January 25, 201511 yr I wouldnt suggest grinding the valves unless your compleatly rebuilding the entire engine. By rebuilding and grinding the valves it will have like new compression that is going to put exessive pressure on the lower end causing failure of the lower end sooner than if you just install and lap the new valves in. Just my 2 cents and what I've heard from every mechanic I know.
January 25, 201511 yr I wouldnt suggest grinding the valves unless your compleatly rebuilding the entire engine. By rebuilding and grinding the valves it will have like new compression that is going to put exessive pressure on the lower end causing failure of the lower end sooner than if you just install and lap the new valves in. Just my 2 cents and what I've heard from every mechanic I know. New valves won't just "lap in" I am suggesting he replace just the bent 2 and have them ground. Lapping will work for all the rest if it was a decent running engine anyway. besides, 2.2 bottom ends don't fail unless run out of oil or otherwise abused.
January 26, 201511 yr New valves won't just "lap in".Why would they be different than any other head? I've never had any problem with compression when I lap a new valve in. Granted I've never done this job on a subaru, but have done this on many older v8s and 6s and single cylinder motors. Thatsthe reason the sell valve grinding material and valve lapping tools, it just needs the valve and seat to properly fit together. Unless your rebulding the head there should be no reason you can't Lapp the valves in and get good compression.

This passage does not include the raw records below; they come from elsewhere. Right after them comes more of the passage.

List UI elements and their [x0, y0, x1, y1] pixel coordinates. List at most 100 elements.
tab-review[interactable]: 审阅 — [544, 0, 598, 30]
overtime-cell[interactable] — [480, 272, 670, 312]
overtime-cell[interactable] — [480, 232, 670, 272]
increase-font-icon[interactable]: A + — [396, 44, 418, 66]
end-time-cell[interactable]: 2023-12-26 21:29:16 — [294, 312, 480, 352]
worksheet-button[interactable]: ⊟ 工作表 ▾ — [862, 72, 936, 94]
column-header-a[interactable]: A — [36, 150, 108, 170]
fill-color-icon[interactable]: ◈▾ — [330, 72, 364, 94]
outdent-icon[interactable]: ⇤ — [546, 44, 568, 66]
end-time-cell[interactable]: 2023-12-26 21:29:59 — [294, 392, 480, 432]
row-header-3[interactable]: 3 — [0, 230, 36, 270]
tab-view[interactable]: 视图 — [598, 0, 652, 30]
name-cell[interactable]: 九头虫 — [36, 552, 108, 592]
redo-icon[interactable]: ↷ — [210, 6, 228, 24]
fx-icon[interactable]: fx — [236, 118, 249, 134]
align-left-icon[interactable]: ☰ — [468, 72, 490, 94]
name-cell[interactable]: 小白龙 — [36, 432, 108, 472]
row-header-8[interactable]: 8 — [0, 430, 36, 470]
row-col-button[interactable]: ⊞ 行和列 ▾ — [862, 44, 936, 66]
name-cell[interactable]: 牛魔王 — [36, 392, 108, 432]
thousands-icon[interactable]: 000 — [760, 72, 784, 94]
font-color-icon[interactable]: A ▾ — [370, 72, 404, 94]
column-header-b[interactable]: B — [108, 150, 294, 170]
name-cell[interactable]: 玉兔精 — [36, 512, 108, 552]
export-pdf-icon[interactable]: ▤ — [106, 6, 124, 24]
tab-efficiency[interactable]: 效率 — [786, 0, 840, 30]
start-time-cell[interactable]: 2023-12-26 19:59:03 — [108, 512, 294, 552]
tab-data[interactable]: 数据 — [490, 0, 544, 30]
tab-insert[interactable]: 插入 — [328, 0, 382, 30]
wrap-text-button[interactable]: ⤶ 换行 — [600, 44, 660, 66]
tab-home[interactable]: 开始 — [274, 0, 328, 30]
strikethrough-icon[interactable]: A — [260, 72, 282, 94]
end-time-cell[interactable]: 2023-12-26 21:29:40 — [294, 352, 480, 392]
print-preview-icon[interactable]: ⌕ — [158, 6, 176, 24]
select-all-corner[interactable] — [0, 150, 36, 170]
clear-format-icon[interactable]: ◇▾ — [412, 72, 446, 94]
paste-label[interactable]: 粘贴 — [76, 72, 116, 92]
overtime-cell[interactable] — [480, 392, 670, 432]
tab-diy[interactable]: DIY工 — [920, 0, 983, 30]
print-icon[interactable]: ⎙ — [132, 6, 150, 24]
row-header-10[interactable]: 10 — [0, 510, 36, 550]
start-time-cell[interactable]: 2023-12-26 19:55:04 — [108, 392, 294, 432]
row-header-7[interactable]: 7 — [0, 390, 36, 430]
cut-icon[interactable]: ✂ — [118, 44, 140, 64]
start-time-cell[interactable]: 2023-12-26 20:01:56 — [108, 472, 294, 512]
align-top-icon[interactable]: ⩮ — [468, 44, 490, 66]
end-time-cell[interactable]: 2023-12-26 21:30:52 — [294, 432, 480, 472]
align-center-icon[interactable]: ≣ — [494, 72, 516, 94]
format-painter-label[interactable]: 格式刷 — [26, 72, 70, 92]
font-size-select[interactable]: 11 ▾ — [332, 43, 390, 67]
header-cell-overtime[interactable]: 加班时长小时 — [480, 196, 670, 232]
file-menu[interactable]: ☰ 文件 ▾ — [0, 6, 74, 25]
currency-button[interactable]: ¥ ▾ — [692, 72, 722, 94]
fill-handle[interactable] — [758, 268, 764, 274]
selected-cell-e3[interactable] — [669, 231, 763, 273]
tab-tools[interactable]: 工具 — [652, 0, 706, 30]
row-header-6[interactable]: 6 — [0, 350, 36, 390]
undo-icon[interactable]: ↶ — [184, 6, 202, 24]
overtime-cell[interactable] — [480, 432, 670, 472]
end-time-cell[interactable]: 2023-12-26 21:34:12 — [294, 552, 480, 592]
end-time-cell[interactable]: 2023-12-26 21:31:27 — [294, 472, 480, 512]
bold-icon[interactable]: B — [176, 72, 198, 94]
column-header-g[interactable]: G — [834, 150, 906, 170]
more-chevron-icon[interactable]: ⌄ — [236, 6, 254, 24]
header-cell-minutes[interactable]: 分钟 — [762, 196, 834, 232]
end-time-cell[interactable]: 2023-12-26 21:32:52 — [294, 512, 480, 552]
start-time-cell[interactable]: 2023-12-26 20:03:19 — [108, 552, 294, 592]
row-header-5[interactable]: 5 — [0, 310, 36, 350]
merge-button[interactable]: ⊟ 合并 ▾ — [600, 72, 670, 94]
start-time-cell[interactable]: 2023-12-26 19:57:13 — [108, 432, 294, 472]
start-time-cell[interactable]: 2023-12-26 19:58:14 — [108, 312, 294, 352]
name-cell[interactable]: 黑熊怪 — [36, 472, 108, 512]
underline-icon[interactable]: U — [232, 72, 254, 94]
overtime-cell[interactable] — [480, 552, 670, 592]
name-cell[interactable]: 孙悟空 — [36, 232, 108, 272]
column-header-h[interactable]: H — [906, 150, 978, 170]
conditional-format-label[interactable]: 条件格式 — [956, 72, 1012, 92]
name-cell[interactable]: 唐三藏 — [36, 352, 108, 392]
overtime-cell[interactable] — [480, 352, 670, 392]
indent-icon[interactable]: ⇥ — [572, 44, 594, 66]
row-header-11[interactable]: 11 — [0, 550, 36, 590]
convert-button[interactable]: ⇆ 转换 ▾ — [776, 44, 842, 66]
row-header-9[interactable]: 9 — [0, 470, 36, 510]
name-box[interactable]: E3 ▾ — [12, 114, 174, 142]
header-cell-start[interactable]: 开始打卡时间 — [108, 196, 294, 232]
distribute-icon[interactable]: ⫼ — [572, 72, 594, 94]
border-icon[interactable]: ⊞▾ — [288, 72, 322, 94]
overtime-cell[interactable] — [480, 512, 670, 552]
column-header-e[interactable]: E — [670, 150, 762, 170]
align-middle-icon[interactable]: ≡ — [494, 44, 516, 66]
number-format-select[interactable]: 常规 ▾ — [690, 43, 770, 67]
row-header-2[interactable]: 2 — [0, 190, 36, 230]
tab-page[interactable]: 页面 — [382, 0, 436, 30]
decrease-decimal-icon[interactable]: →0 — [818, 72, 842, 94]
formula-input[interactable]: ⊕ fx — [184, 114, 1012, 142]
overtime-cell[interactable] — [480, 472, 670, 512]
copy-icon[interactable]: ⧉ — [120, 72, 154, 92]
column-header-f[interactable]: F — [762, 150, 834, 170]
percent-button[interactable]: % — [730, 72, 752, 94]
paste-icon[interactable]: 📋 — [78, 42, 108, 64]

January 26, 201511 yr As long as the new valves are lapped to the correct seat width they'll be fine. On a race car or high performance build I would say otherwise. Machine shops charge an arm and a leg here for valve service and some won't touch it unless you let them do every valve on the head. Makes a two valve replacement job cost more than a used head. Your shop may vary.
January 26, 201511 yr Author Yea I'm rebuilding the heads. Deltas, New springs, New seals, and I lapped all the other valves. But now I think I may just take to a machine shop and have a 3 angle job done. These heads are going on a block that is getting rebuilt too so I don't want any problems. Thanks for all the input.